With Terence Crawford’s trainer, Brian McIntyre, in his corner, Herring defends his WBO belt against Lamont Roach Jr. in Fresno, California, on November 9. But as his pinned tweet says: “Went to war overseas, lost a child, suffered from PTSD, clinical depression, and a parent of autistic children. An opponent across the ring is the least of my worries. Boxing is therapeutic.”

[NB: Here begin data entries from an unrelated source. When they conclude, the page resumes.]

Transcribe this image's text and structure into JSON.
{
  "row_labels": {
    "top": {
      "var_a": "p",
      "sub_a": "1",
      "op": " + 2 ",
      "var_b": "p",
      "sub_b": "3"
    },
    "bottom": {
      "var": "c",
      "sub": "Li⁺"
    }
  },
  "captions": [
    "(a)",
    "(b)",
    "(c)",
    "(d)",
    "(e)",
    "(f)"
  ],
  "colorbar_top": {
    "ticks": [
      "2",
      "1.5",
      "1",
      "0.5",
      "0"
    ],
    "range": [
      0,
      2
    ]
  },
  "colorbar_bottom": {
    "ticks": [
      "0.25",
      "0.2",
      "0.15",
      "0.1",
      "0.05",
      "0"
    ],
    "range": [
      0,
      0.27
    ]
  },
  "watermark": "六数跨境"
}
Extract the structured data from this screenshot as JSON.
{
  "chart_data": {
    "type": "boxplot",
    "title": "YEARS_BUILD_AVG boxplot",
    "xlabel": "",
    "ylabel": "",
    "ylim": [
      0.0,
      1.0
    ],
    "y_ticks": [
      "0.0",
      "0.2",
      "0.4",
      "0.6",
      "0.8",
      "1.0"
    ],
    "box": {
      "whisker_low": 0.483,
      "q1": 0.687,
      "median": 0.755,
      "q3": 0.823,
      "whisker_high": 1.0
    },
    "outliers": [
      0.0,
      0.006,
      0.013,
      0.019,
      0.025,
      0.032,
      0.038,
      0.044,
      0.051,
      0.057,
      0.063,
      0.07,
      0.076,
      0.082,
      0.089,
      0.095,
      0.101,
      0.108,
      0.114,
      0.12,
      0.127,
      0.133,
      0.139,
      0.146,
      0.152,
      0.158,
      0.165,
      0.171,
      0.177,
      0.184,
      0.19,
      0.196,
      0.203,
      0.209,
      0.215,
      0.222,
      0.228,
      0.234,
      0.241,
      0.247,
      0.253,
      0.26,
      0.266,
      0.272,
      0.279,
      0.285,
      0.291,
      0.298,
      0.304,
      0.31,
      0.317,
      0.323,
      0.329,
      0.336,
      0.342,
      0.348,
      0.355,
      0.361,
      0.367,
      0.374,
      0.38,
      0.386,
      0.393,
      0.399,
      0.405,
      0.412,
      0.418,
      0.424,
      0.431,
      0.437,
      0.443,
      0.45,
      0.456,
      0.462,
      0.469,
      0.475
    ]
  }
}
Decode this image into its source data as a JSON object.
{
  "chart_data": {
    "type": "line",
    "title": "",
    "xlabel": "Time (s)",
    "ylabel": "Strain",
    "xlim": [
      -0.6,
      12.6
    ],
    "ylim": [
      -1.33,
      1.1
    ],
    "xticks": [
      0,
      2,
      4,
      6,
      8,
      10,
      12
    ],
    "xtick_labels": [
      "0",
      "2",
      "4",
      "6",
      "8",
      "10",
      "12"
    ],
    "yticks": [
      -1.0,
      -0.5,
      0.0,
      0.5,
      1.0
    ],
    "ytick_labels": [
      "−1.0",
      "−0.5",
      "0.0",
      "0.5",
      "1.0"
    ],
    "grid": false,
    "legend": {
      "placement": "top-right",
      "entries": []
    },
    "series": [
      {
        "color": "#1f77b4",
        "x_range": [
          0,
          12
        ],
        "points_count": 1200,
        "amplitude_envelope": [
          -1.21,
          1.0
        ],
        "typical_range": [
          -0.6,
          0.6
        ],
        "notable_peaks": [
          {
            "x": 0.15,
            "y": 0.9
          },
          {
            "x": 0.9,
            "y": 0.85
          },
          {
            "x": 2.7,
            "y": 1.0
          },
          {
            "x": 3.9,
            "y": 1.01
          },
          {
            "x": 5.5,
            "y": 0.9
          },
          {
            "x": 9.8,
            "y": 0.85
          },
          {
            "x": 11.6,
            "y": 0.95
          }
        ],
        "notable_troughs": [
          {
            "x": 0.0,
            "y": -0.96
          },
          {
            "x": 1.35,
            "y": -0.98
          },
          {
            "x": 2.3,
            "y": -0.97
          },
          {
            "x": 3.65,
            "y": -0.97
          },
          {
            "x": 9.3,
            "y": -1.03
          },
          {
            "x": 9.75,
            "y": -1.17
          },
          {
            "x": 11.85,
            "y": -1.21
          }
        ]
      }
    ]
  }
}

Herring now exudes the maturity he craved as a fifteen-year-old with nothing but fighting on his mind. The most archaic circumstances have led the 130-pound titlist to this point—another opponent, another ring, but on a different night. Win or lose, nothing will truly stop him.

“Expect an exciting fight, I trained a lot harder for this than my last fight,” Herring says.

“When you’re world champion you have more confidence; you think I’ve done this so far, maybe I can do more. You never want to lose your title. I always want to outdo my last performance, and he’s undefeated as well, so I have the opportunity to take his ‘O.’ I can’t wait.”